An Arena-Village Plan Could Complicate The Ottawa Senators Franchise Sale

The present owners have an arena-village deal option.

The sale of a major league sports franchise is not an easy process. The sellers need to identify a potential buyer. The negotiations to sell the team start while the league does due diligence to make sure the buyer actually has the money to purchase the team. The National Hockey League’s Ottawa Senators franchise is up for sale. Eugene Melnyk, the owner, died in 2022, and his family decided to sell off the property. There are a number of interested suitors for the business but there is a complication that makes this sale a bit more difficult. The Melnyk heirs have entered into an agreement with local politicians to develop an arena-village in the LeBreton Flats part of the city near downtown Ottawa. A potential owner might not want to be part of the arena-village plan.

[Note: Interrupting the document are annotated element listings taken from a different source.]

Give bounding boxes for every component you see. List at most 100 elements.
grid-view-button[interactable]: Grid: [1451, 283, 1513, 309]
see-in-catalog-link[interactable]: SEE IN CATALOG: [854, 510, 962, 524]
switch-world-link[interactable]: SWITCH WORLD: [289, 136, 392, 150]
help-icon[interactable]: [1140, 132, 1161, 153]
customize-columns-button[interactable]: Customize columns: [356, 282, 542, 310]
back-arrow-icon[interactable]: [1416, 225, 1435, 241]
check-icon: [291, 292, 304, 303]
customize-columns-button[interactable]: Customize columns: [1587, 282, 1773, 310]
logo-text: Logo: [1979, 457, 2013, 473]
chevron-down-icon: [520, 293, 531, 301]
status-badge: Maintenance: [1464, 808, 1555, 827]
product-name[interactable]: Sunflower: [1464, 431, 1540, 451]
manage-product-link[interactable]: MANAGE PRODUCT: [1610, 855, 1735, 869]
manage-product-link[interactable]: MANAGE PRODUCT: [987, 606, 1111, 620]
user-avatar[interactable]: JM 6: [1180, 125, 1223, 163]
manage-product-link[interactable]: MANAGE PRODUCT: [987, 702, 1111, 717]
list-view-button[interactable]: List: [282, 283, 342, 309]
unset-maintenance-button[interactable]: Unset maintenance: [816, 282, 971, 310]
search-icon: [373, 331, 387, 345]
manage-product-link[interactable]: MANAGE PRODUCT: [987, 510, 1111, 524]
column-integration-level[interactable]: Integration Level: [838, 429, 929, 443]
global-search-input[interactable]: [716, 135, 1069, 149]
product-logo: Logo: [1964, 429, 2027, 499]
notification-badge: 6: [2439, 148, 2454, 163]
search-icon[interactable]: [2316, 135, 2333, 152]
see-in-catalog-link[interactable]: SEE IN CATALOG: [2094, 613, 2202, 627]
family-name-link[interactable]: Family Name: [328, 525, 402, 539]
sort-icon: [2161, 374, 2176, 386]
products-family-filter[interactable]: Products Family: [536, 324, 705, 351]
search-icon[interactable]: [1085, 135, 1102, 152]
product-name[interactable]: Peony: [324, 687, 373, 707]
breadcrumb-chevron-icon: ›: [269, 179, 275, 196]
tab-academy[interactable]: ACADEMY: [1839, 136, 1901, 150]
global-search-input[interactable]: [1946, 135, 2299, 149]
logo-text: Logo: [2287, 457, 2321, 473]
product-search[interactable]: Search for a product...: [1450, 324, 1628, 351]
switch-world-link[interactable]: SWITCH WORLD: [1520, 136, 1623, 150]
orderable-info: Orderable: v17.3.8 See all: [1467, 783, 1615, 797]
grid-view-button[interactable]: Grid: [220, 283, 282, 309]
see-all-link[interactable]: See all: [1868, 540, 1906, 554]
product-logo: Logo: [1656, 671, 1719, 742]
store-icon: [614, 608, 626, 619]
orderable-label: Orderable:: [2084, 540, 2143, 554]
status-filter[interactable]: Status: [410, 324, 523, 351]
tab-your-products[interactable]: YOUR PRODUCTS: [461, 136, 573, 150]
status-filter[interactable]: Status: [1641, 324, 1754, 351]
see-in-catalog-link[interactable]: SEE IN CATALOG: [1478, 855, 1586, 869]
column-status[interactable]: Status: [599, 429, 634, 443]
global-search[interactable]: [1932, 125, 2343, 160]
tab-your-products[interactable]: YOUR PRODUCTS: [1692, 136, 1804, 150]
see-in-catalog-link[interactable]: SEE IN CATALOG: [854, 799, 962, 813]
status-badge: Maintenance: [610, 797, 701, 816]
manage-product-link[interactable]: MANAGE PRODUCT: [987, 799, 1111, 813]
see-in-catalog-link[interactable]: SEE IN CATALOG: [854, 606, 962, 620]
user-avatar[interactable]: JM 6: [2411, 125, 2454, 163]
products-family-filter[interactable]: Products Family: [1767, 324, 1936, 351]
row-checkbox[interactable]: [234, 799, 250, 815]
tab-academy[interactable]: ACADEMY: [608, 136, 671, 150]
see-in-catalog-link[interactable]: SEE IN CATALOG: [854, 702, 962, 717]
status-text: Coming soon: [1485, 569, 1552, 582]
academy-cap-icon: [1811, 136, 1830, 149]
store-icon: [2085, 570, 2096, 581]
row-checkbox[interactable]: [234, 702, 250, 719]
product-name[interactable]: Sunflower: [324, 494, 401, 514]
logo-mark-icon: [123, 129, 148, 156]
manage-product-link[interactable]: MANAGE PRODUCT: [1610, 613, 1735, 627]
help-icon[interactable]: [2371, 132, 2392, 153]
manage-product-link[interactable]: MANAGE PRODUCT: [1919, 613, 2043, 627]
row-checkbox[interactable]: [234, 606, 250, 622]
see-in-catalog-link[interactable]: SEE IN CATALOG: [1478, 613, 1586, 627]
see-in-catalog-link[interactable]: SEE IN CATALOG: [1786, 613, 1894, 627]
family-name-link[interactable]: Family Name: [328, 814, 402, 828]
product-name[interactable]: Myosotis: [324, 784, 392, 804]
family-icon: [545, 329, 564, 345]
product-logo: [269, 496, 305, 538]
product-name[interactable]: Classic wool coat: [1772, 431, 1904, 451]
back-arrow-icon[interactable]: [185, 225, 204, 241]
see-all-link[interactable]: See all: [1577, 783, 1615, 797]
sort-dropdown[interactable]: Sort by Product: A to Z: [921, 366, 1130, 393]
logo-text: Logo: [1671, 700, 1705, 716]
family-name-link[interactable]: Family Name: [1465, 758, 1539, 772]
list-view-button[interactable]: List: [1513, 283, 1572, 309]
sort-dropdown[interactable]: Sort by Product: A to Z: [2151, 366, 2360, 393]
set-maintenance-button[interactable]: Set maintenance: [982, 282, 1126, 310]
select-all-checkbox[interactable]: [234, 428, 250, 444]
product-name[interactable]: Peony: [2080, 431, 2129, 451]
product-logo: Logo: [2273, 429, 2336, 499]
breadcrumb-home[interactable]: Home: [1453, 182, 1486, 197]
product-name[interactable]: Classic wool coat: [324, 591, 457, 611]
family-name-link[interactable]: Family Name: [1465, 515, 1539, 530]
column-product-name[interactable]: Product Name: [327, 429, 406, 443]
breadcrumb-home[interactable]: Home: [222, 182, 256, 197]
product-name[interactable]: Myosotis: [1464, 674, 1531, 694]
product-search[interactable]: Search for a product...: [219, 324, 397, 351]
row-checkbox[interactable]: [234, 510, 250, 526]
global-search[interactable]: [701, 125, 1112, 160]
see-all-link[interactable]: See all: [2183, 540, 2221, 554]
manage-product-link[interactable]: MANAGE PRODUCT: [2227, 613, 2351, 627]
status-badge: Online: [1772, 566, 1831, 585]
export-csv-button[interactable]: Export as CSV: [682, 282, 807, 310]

It appeared that NHL Commissioner Gary Bettman wanted the potential franchise owners to not only buy the team but also develop the LeBreton Flats property. But not so fast, the NHL’s Deputy Commissioner Bill Daly may have contradicted his boss. Daly told John Shannon and Bob McCown on the Bob McCown Podcast that “there may be bids that don’t have LeBreton Flats as part of their future projection for this franchise. It depends on what they have planned. It’s certainly a relevant part of the mix, but I don’t think it’s an essential element.” Daly added the franchise will be sold in excess of $800 million and that a billion is a “real possibility.” Ottawa is a small market and has been a problem franchise for the league since it awarded Bruce Firestone and his partners a team in 1990. Firestone had major difficulties coming up with the $50 million US expansion fee. The team has been sold twice and endured a bankruptcy. The league wants the team to stay in Ottawa.